Changi is teeming with sea stars! A small team surveys this shore for the first time in a year.
This area has one of the lushest seagrass meadows on the mainland and I was worried because we noticed the seagrasses were sparse in 2012.

We arrive a little early and some of the shore is already exposed!
So it was a relief to see that the seagrass meadows here are now super lush!
All the three seagrass species we usually see here are doing very well. There were lots of healthy Fern seagrass, large leaved Spoon seagrass and Needle seagrass everywhere. Today, we didn't see any dugong feeding trails although perhaps this is because the tide wasn't that low and we couldn't see the seagrasses in deeper waters.
Seagrass meadows provide shelter and food for a wide range of marine life. From crabs to sea urchins and clams! There were many small White sea urchins but not as plentiful as in the past. Crabs seen include various small Swimming crabs and small Moon crabs. There were also various hermit crabs.
Kwan Siong found this baby Knobbly sea star just as we were about to leave. It is very well camouflaged among the seagrass! There were large numbers of small Biscuit stars, Painted sand stars and Plain sand stars. Other sea stars we saw included small Cake sea stars and small Spiny sea stars. We didn't see any Pink sand dollars.
There were lots of sea cucumbers. About equal numbers of Pink warty sea cucumbers (below) and Thorny sea cucumbers. There were also many small Garlic bread sea cucumbers. The team also found a See-through sea cucumber.
Shannon pointed out this fish that I totally didn't notice. I'm not sure what it is.
There were many Hammer oysters, some laying on the ground, others buried with the T-shaped side down. There were also many small to medium sized Fan clams, and a few small Window pane shells.
Fan shells provide the few stable hard surfaces in a seagrass meadow. This valuable real estate is often quickly taken over by other animals such as this Purple branching sponge.
Among the snails on the shore was a small Noble volute and one Miliaris cowrie There were a lot of Black-lipped conch snails! There was a man collecting a plastic bag full of Gong gong. We didn't come across sand bars (Mei Lin says they are now in deeper water), so we didn't see the sandy shore snails.

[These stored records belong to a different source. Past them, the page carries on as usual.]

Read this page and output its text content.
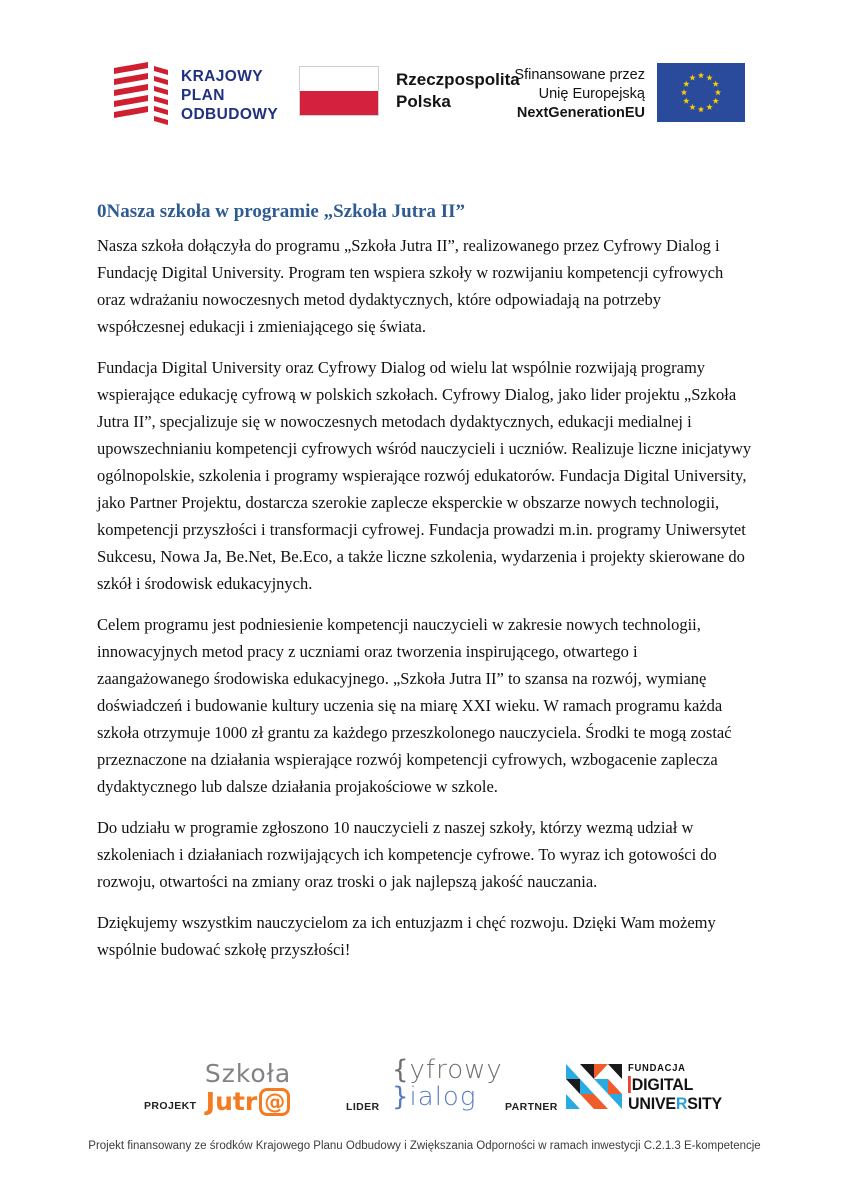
KRAJOWY
PLAN
ODBUDOWY
Rzeczpospolita
Polska
Sfinansowane przez
Unię Europejską
NextGenerationEU
0Nasza szkoła w programie „Szkoła Jutra II”

Nasza szkoła dołączyła do programu „Szkoła Jutra II”, realizowanego przez Cyfrowy Dialog i Fundację Digital University. Program ten wspiera szkoły w rozwijaniu kompetencji cyfrowych oraz wdrażaniu nowoczesnych metod dydaktycznych, które odpowiadają na potrzeby współczesnej edukacji i zmieniającego się świata.

Fundacja Digital University oraz Cyfrowy Dialog od wielu lat wspólnie rozwijają programy wspierające edukację cyfrową w polskich szkołach. Cyfrowy Dialog, jako lider projektu „Szkoła Jutra II”, specjalizuje się w nowoczesnych metodach dydaktycznych, edukacji medialnej i upowszechnianiu kompetencji cyfrowych wśród nauczycieli i uczniów. Realizuje liczne inicjatywy ogólnopolskie, szkolenia i programy wspierające rozwój edukatorów. Fundacja Digital University, jako Partner Projektu, dostarcza szerokie zaplecze eksperckie w obszarze nowych technologii, kompetencji przyszłości i transformacji cyfrowej. Fundacja prowadzi m.in. programy Uniwersytet Sukcesu, Nowa Ja, Be.Net, Be.Eco, a także liczne szkolenia, wydarzenia i projekty skierowane do szkół i środowisk edukacyjnych.

Celem programu jest podniesienie kompetencji nauczycieli w zakresie nowych technologii, innowacyjnych metod pracy z uczniami oraz tworzenia inspirującego, otwartego i zaangażowanego środowiska edukacyjnego. „Szkoła Jutra II” to szansa na rozwój, wymianę doświadczeń i budowanie kultury uczenia się na miarę XXI wieku. W ramach programu każda szkoła otrzymuje 1000 zł grantu za każdego przeszkolonego nauczyciela. Środki te mogą zostać przeznaczone na działania wspierające rozwój kompetencji cyfrowych, wzbogacenie zaplecza dydaktycznego lub dalsze działania projakościowe w szkole.

Do udziału w programie zgłoszono 10 nauczycieli z naszej szkoły, którzy wezmą udział w szkoleniach i działaniach rozwijających ich kompetencje cyfrowe. To wyraz ich gotowości do rozwoju, otwartości na zmiany oraz troski o jak najlepszą jakość nauczania.

Dziękujemy wszystkim nauczycielom za ich entuzjazm i chęć rozwoju. Dzięki Wam możemy wspólnie budować szkołę przyszłości!

PROJEKT
Szkoła
Jutr @	LIDER
{yfrowy
}ialog	PARTNER
FUNDACJA
DIGITAL
UNIVERSITY
Projekt finansowany ze środków Krajowego Planu Odbudowy i Zwiększania Odporności w ramach inwestycji C.2.1.3 E-kompetencje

I saw one small Haddon's carpet anemone and one cerianthid. It was a daylight trip, so perhaps that's why we didn't see the sea pencils and other sea pens usually common here.
There were many Big brown mactra clams washed up on the shore, these are usually buried. Also many 'uprooted' (the usually buried) Ball sea cucumbersSmooth sea cucumbers. I'm not sure if this is normal.
As usual, we find it hard to leave while the tide remains low. Today, we are joined by Victor Tang who is doing a film about Singapore's shores! We are glad to show him some of the cool creatures found at Changi.
Our last visit here was in May 2013. This shore is one of the few places where we found Synpeachia temasek, a new genus and new species of sea anemone is described from Singapore!
Jianlin Liu and friends visited another part of Changi on the same day and saw more cool creatures!

On the way to this shore, I noticed two large barges with large cranes on the beach at Carpark 6. It appears that they are working on a large drain there. I hope this doesn't affect the marine life found on the shore.
There are so many threats big and small to our beautiful wild shores. The more of us keep an eye on them, the better it will be.